Is Fashion Ever Not Political?

When news broke that the powder blue cashmere dress and bolero worn by Melania Trump to Donald Trump’s inauguration last Friday was the work of Ralph Lauren, social media went into power mode ‘High’. Was she deliberately channelling Jackie Kennedy? Why did she choose Ralph Lauren? Why did he agree? Questions came thick and fast, but the overriding message of this flurry of social media activity was this: fashion can be political.

This idea, of course, is nothing new. Indeed, designers have used their wares to make political statements for decades – designers like Katherine Hammnett. She rose to fame in the 80s for her production of the slogan t-shirts ‘PEACE’, ‘WORLDWIDE NUCLEAR BAN NOW’ and most famously ‘CHOOSE LIFE’ (a statement against war and death, nothing to do with anti-abortion, to be clear). ‘If you want to get the message out there, you should print it in giant letters on a t-shirt,’ she once said.
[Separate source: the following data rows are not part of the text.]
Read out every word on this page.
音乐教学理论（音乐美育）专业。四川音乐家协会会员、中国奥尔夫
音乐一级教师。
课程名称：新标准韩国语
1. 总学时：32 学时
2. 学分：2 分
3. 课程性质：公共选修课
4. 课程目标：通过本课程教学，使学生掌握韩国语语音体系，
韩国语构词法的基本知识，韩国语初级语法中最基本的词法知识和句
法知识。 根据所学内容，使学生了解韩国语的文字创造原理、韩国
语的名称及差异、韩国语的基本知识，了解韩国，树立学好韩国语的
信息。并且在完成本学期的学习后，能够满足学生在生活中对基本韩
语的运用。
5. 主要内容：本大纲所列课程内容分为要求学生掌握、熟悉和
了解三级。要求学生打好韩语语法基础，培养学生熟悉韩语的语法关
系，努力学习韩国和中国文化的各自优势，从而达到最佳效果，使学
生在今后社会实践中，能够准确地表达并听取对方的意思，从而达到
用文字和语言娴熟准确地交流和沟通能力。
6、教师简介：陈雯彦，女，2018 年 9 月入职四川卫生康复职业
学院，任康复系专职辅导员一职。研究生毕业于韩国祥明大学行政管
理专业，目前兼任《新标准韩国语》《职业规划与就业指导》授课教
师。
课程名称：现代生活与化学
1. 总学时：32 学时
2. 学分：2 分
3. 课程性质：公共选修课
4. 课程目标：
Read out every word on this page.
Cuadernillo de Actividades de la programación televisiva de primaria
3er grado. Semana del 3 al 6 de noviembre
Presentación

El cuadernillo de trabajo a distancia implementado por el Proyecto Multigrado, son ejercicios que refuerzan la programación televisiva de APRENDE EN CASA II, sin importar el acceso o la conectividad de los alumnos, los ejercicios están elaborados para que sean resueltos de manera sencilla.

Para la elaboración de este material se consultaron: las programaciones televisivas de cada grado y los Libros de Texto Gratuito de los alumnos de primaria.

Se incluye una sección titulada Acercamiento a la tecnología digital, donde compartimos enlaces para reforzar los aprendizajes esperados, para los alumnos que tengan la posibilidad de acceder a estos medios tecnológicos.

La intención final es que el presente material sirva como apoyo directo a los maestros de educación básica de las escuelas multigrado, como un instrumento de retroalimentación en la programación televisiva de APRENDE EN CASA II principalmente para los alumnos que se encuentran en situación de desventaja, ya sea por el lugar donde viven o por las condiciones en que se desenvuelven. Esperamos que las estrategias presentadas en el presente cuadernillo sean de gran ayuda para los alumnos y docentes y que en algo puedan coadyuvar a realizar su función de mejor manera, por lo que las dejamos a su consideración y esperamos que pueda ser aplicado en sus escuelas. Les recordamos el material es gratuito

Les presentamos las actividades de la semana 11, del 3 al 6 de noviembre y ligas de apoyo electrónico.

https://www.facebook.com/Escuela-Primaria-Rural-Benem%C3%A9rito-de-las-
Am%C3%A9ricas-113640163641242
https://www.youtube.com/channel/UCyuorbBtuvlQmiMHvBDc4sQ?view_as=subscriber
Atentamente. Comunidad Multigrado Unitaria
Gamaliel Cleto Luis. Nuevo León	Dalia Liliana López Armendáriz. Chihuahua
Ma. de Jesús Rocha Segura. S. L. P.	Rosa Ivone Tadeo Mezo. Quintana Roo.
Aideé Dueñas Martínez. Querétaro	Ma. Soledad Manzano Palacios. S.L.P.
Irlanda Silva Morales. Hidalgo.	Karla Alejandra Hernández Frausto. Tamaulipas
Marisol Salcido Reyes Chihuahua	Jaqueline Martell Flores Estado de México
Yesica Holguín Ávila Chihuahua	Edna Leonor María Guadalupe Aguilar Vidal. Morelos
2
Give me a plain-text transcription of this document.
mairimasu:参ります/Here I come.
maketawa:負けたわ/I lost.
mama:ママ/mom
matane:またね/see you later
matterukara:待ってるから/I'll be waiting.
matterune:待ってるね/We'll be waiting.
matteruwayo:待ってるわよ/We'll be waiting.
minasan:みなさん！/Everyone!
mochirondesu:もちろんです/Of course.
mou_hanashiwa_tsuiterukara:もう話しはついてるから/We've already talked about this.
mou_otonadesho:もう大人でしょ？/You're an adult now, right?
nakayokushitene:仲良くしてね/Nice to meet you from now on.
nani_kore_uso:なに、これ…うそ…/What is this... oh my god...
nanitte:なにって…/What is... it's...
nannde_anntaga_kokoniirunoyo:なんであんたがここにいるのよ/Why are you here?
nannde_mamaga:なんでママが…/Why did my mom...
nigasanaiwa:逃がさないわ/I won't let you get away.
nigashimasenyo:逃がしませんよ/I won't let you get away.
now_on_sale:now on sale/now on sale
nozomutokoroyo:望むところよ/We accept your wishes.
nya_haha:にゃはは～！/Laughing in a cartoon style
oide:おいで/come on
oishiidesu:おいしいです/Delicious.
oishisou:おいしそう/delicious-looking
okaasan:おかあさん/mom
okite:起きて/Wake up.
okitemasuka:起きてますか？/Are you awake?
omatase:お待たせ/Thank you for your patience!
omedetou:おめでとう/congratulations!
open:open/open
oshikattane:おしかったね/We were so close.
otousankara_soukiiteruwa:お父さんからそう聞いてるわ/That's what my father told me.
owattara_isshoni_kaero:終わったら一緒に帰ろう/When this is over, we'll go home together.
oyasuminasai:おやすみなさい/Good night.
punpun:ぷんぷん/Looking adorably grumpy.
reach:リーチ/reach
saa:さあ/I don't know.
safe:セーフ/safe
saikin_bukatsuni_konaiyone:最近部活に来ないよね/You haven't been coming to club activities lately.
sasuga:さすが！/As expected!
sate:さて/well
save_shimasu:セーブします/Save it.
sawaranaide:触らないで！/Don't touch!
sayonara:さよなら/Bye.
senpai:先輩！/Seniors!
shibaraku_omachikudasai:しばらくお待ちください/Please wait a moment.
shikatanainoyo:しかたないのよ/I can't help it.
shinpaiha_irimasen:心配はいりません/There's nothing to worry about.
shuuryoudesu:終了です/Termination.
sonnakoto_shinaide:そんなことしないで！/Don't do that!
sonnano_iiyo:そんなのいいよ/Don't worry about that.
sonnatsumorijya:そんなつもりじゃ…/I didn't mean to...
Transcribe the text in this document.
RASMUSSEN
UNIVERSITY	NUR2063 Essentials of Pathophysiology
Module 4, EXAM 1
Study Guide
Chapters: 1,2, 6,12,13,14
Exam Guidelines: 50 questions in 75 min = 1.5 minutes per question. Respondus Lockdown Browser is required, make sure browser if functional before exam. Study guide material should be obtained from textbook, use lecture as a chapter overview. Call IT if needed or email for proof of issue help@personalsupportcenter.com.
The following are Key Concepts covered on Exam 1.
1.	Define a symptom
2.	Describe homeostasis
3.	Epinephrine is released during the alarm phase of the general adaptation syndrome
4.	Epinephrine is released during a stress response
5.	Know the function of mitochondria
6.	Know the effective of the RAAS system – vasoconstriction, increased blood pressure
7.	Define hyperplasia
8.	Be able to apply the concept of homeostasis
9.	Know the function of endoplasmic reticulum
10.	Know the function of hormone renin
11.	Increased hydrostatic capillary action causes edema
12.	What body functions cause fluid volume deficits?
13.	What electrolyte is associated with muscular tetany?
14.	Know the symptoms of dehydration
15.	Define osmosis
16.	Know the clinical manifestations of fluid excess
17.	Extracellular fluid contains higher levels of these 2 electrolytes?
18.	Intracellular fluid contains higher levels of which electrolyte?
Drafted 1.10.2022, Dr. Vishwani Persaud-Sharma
Vivienne Westwood similarly produced her 'I AM NOT A TERRORIST, please don’t arrest me' tee, in response to the proposed anti-terrorist legislation in 2005. In 2013, Gucci launched their global ‘Chime For Change’ campaign to raise awareness and funding for projects around the world supporting girls and women.

More recently, Alice + Olivia designer Stacey Bendet wore an ‘I'm With Her’ skirt to the brand's SS17 presentation last September in New York – a clear message of support for Hillary Clinton in the run up to the presidential elections – and designer Ashish Gupta wore a tee bearing the word ‘Immigrant’ to his SS17 presentation during London Fashion Week – a clear anti-Brexit message.

So yes, we know designers are not averse to inserting political messages into their garments. Now let's look at those directly involved in politics. You might think that their principles and policies are what really matter, but no, what they wear is often deemed just as important.

Take Jackie Kennedy. She became a global fashion icon during her years as First Lady, with a wardrobe made up mostly of Oleg Cassini’s creations, alongside select pieces from Chanel, Dior and Givenchy. With her signature knee-length skirt and three-quarter-length jacket suits complete with pillbox hats, the ‘Jackie’ look became a major fashion trend for the Western world. How’s that for influential when your husband’s the president?

It's a similar story with Michelle Obama. Case in point, who hadn’t heard of ‘that’ Atelier Versace gown she wore to her final state dinner as First Lady last October? As The New York Times wrote, ‘The dress, after all, was made of rose gold … chain mail. As much as it was gracefully cut and draped, it also spoke of armor and female strength, of the need to gird yourself to fight for what you believe in.’ Political statement or what?

Hillary Clinton, wearing her white pantsuits for both her Democratic nomination for president acceptance speech and Trump’s inauguration – a symbolic reference to the Suffragettes who wore white…

This side of the Atlantic, we have The Queen. How many column inches have been dedicated to her fashion choices over the years and how important it is that she consistently hits the right sartorial note? As The Guardian wrote last year during her 90th birthday celebrations, ‘[Elizabeth II’s] wardrobe has been her armoury, designed to purvey power and regal dignity as a national figurehead’. What more could you ask for from the wardrobe of a head of state?

And then we have our current Prime Minister. Theresa May is set to feature on the front cover of US Vogue's April edition, owing to her love of fashion. Don't say that won't spread her appeal across the pond. Why is her passion for fashion so renowned? Probably something to do with the fact that virtually every pair of shoes she wore last year (which weren’t a form of non-descript pump) became a headline of some sort. Don't even get us started on her trousers...

And they're only people involved in governance. What about our wardrobe choices? Can they be linked to politics too?

Yes. Here are some examples...

Wearing designer clothes. We buy designer because the clothes are on-trend and of better quality than non-designer, but also because they make us feel special – let’s face it, they do, even if we don't spend the RRP and find them serendipitously in a charity shop. Wearing designer clothes symbolises status. And what is that, if not political?

Conversely, what about wearing high street clothes? Is that linked to politics? Yes. Because the people working to produce them often operate under horrendous working conditions, earning less than the minimum wage – like the 8,000 Cambodian workers who have reportedly collapsed over the last six years producing clothes for H&M. It’s an uncomfortable thought, but by purchasing garments at conveniently low prices, it’s possible we’re supporting businesses that ignore the basic human rights of some of the poorest people on earth.

What about wearing leather? That says that we are not animal rights campaigners. Not wearing organic cotton? We are not ardent environmentalists…

We cannot escape politics when it comes to fashion, no matter what we wear. This means that the clothes we purchase are important – whether we’re politicians, heads of state or otherwise.

Think we already spend too much time pondering what to wear? Maybe we don’t spend long enough.